Someone had removed the Safety Orange outline of Archie the squid.

She went out, avoiding touching the partially open green door. She got her computer out of its case in the trunk, woke it up, and while it booted, removed the Blue Ant helmet from its carton. With her right arm through the skeletal helmet and the PowerBook under her left, she closed the trunk and reentered the building. She opened the PowerBook and checked to see if that wireless network 72fofH00av, the one she’d accessed here before, had gone with Bobby. It had, but she’d expected that. She closed the laptop, tucking it under one arm as she fumbled to power up the helmet and put it on.

Archie was gone.

But the shipping container was still there, something glowing at its center, through wireframe.

She took a step forward and it vanished.

She heard a soft voice behind her, syllables not in English. She started to turn, then remembered to remove the helmet first.

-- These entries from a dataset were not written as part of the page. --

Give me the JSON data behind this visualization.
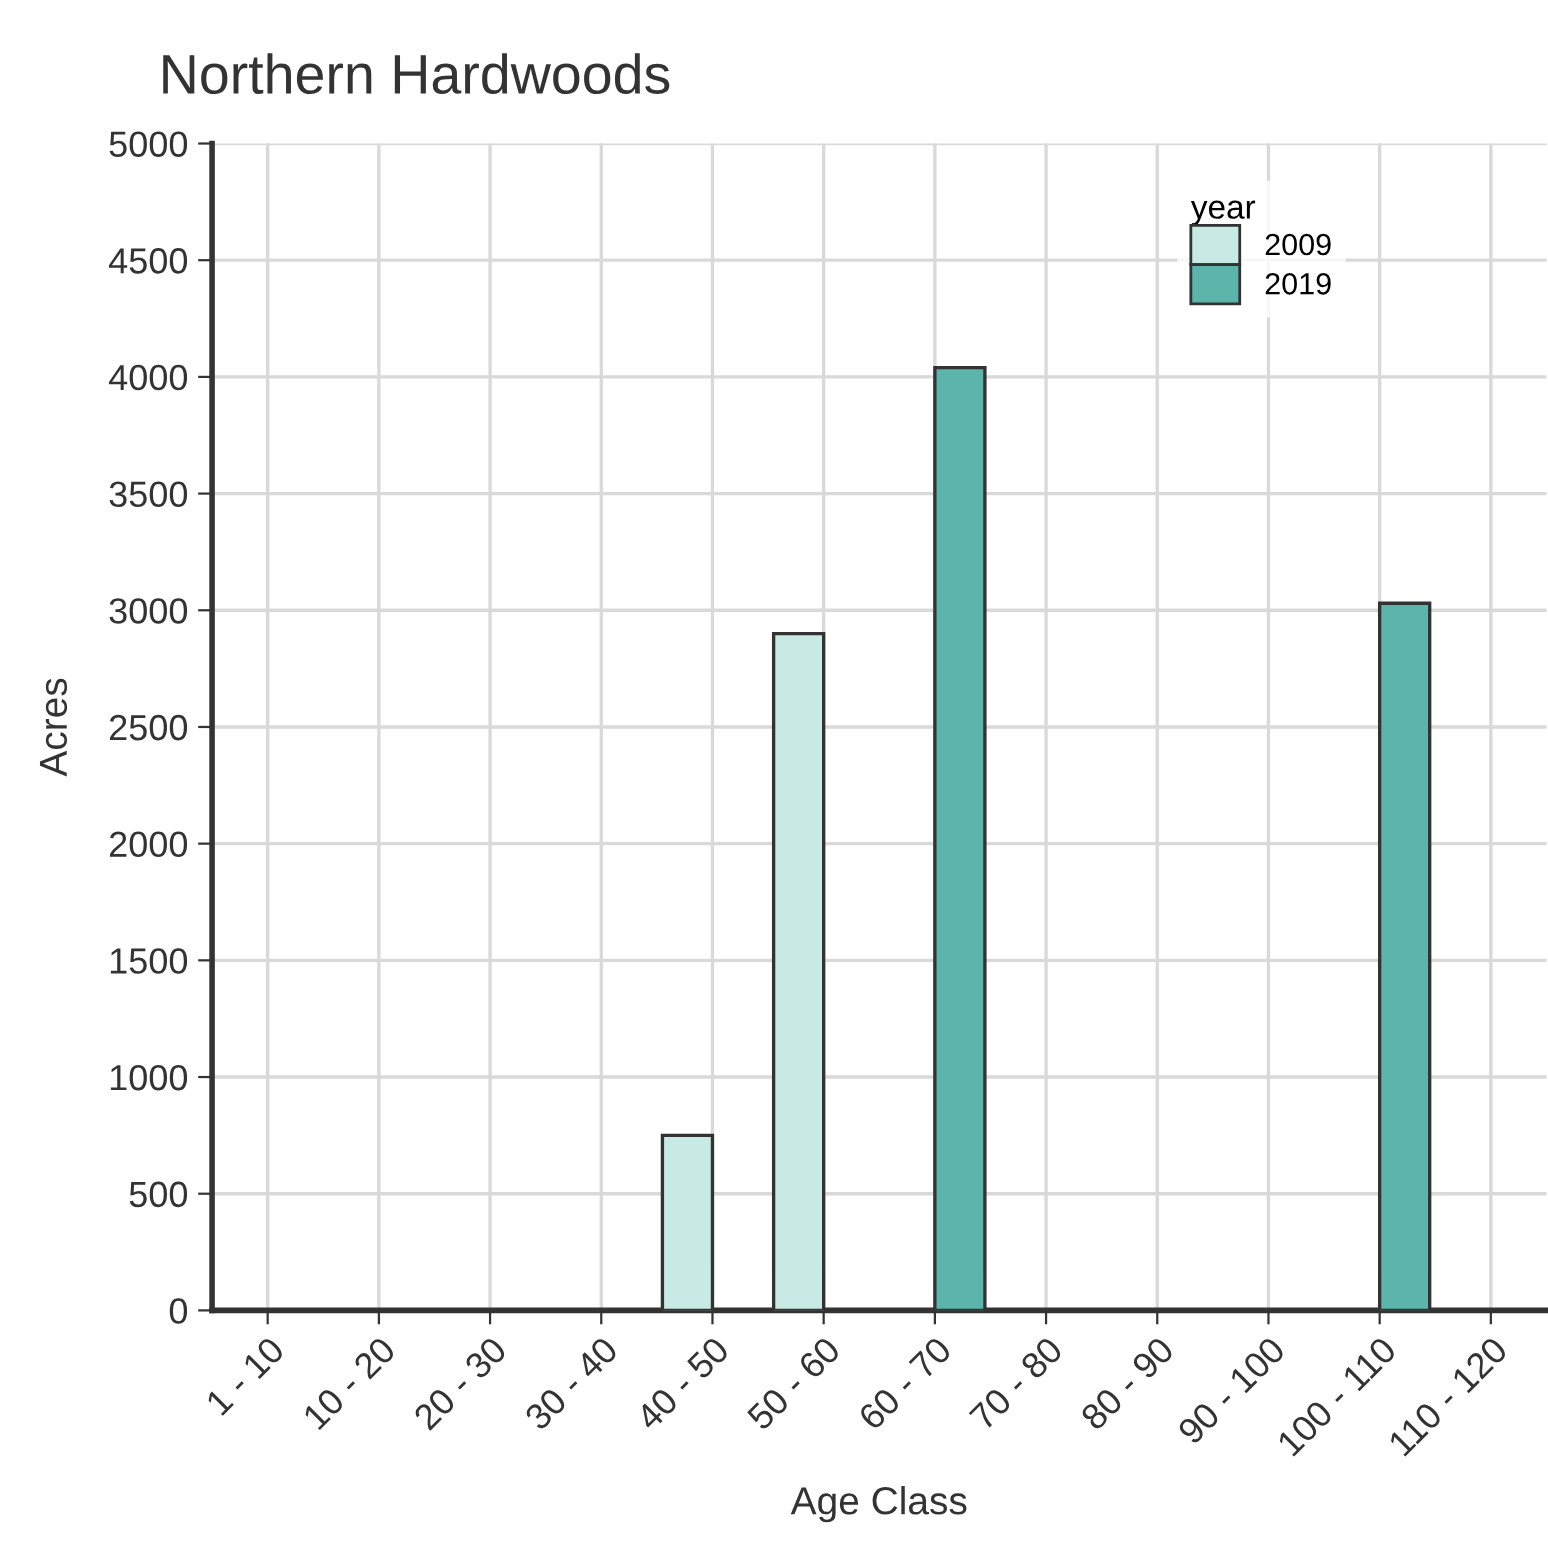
{
  "chart_data": {
    "type": "bar",
    "title": "Northern Hardwoods",
    "xlabel": "Age Class",
    "ylabel": "Acres",
    "legend_title": "year",
    "categories": [
      "1 - 10",
      "10 - 20",
      "20 - 30",
      "30 - 40",
      "40 - 50",
      "50 - 60",
      "60 - 70",
      "70 - 80",
      "80 - 90",
      "90 - 100",
      "100 - 110",
      "110 - 120"
    ],
    "series": [
      {
        "name": "2009",
        "color": "#c8eae4",
        "values": [
          null,
          null,
          null,
          null,
          750,
          2900,
          null,
          null,
          null,
          null,
          null,
          null
        ]
      },
      {
        "name": "2019",
        "color": "#5bb5aa",
        "values": [
          null,
          null,
          null,
          null,
          null,
          null,
          4040,
          null,
          null,
          null,
          3030,
          null
        ]
      }
    ],
    "ylim": [
      0,
      5000
    ],
    "yticks": [
      0,
      500,
      1000,
      1500,
      2000,
      2500,
      3000,
      3500,
      4000,
      4500,
      5000
    ],
    "grid": true,
    "legend": "top right"
  }
}
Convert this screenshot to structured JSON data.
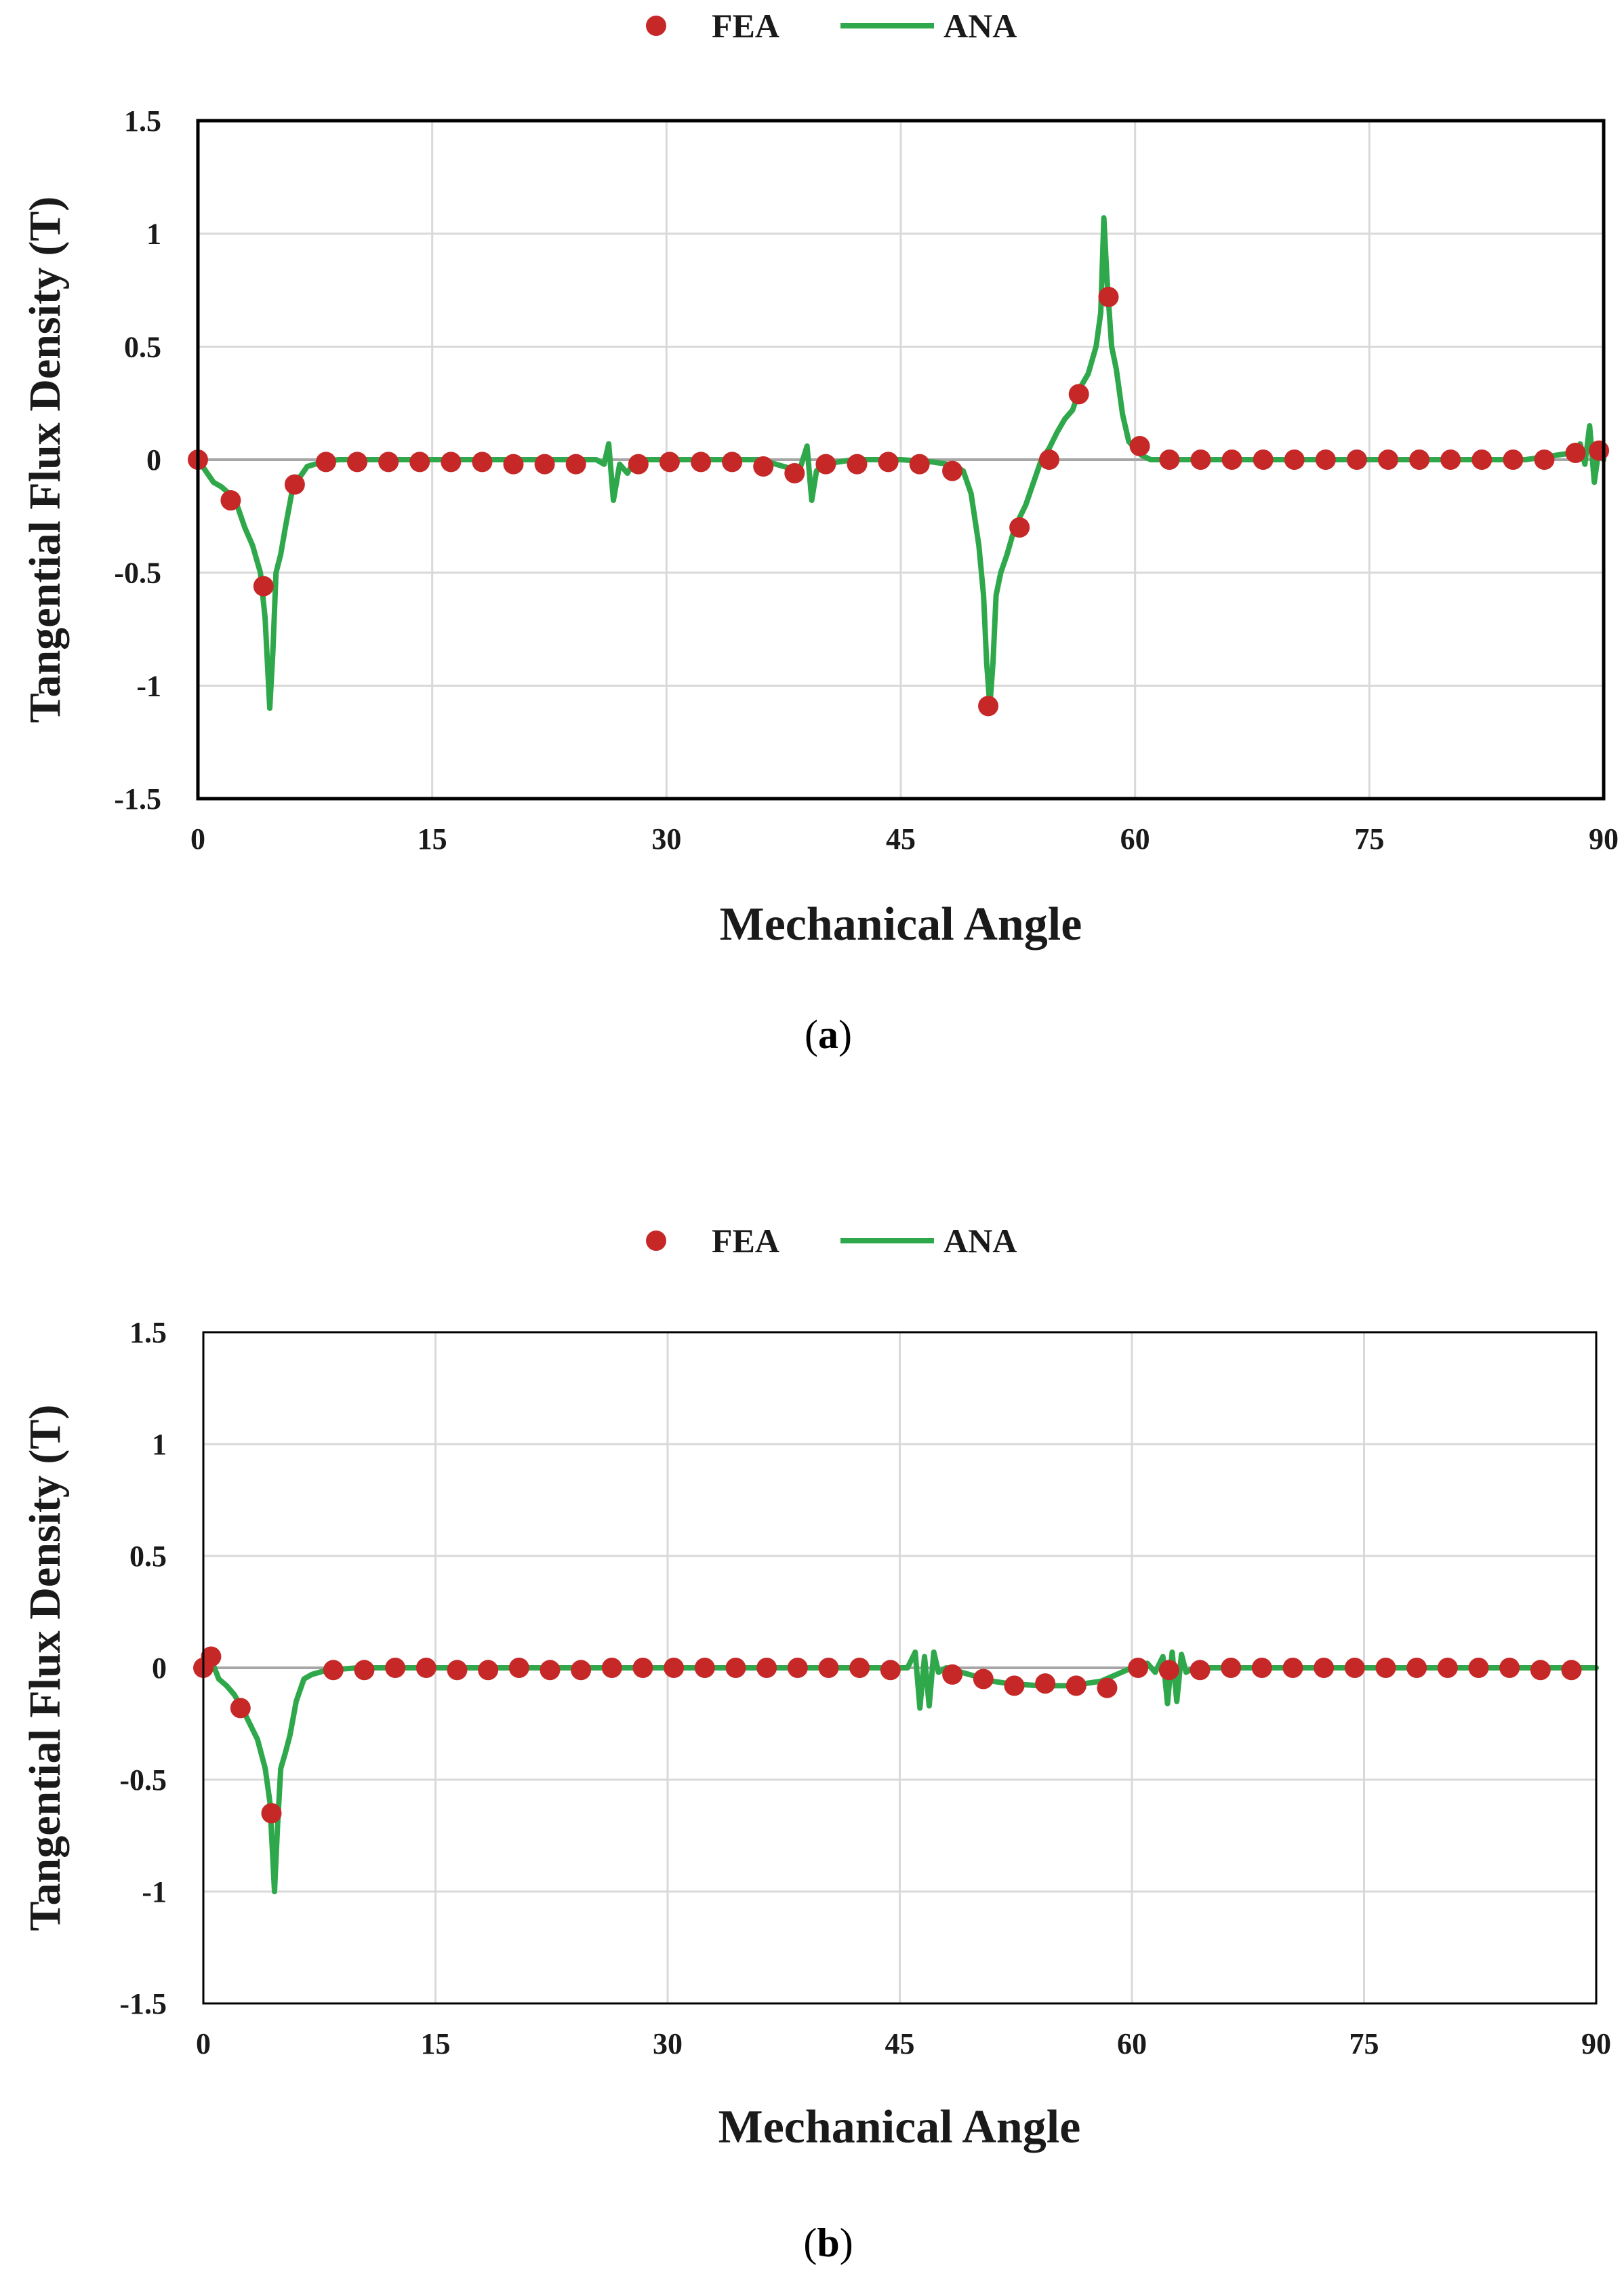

A couple stood in the doorway, backlit by the sun. They were small people. The male held a broad-headed push broom. “Hola,” he said.

“Hello?” Walking toward them. “I’m glad you’re here. I’m just leaving. You can see they’ve left a mess.” Gesturing behind her with the arm she’d again thrust through the helmet.

The man said something in Spanish, gently but questioning, as she stepped past them. “Goodbye,” she said, not looking back.

A careworn silver-gray Econoline was parked beside the rented Passat. She used the transponder as she walked up to the car, quickly opening the door, getting in, helmet on the passenger seat, PowerBook on the floor, key in the ignition, pulling away, the dented rear doors of the Econoline in the mirror now, and then she was accelerating along Romaine.